Benny Chan delivers some spectacular blockbuster thrills soaked in old school stylings with the thoroughly entertaining ‘Call of Heroes’. The director of action greats such as ‘Who Am I?’, ‘Invisible Target’ and ‘Shaolin’ crafts a thrilling martial arts spectacle without forgoing character, drama and some finely tuned tension. Proceedings kick off with school teacher Bai Ling (Jiang Shuying) fleeing her destroyed town with her young students in tow. Run out of their town by a marauding Warlords’s bloodthirsty son Cao Shaolun (Louis Koo), Bai and her students eventually end up in the town of Pucheng. While they are safely welcomed into the town, Cao Shaolun is hot on their tail (not wanting to let anyone escape from his murderous ways) and after a shocking moment of violence, the evil would be despot is incarcerated by the town’s Sherriff (Lau Ching-Wan). However, with Cao Shaolun’s army not far behind (who are desperate to bust him out) and with Pucheng severally lacking in defensive numbers (with their armed forces off fighting the war), a battle of wills erupts between the Sherriff and his prisoner as the town struggles to hold together under Shaolun’s manipulative games.

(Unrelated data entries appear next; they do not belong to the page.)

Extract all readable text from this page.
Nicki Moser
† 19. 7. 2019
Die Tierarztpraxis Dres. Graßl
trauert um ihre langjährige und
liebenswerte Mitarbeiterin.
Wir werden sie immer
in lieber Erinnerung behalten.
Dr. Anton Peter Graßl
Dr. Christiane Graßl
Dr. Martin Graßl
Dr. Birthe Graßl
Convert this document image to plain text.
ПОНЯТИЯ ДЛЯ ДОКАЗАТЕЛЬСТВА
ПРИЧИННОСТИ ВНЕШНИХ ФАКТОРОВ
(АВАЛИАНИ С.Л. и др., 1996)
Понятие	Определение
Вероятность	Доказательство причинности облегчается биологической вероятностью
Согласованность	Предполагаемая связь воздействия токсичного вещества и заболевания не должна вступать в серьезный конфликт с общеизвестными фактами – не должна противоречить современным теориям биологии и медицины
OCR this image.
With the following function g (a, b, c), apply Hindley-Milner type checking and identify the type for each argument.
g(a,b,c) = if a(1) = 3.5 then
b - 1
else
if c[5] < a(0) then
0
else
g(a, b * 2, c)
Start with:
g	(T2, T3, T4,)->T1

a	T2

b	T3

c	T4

What follows is essentially a siege film, as the villagers contemplate what to do with their prisoner. Thrown into the mix is Eddie Peng’s wandering warrior who may have ties to Shaolun’s army and who finds himself mixed up in all the conflict, the film opening with a fantastic bout of kung fu action as he takes out some would be robbers in a local tavern. Benny Chan then slows the action down to build the story and character as we the viewer get to know the villagers and the extent of Cao Shaolun’s evilness. Shaolun’s men want to rescue him outright, while Shaolun wants’ to play a game with the Sherriff forcing him to release him against his will. This leads to some tense back and forth between the villagers and the Sherriff, Shaolun and the Sherriff, and Shaolun and his own men. Violent confrontations erupt, Shaolun becomes more unhinged and the Sherriff fights to keep control of his town. As well as delivering all the impressively staged action you would want from a Benny Chan film, the director also expertly builds tension through a combination of great acting, subtle music and spot on pacing which balances the drama and tension with the huge action perfectly.

Eschewing boatloads of CGI (at least until the final hurdle when it can’t help but rear its ugly head!), Chan goes for a distinctive old school feel with his action. While wirework is present the action and fights scenes are satisfyingly grounded and welcomingly sustained all overseen by action maestro Sammo Hung. Highlights include a night time raid on the village (which features some impressive weapons fighting) and an extended fight on a dangerous bridge where the Sherriff inventively uses a whip to fight a horde of turncoat enforcers. Chan is also not adverse to the odd moment of brutality. While the film’s overall look and action design is blockbuster slick, there are several moments of alarmingly brutal violence reminding one of the severe nature of protagonist’s predicament and the truly vile nature of Cao Shaolun. Louis Koo goes full tilt as the main antagonist, his shockingly violent nature keeping his pantomime villain antics in check and making him a formidable foe. Leads Lau Ching-Wan and Eddie Pang make for solid antagonists who are more believable than your usual daring-do heroes, Lau’s Sherriff refreshingly doubting whether he has the situation fully in hand.

Not much more to say really, other than ‘Call of Heroes’ is a fine slice of blockbusting martial arts that harkens back to an earlier era. Superbly paced, mounted and executed, one should simply sit back and enjoy this kung fu spectacle.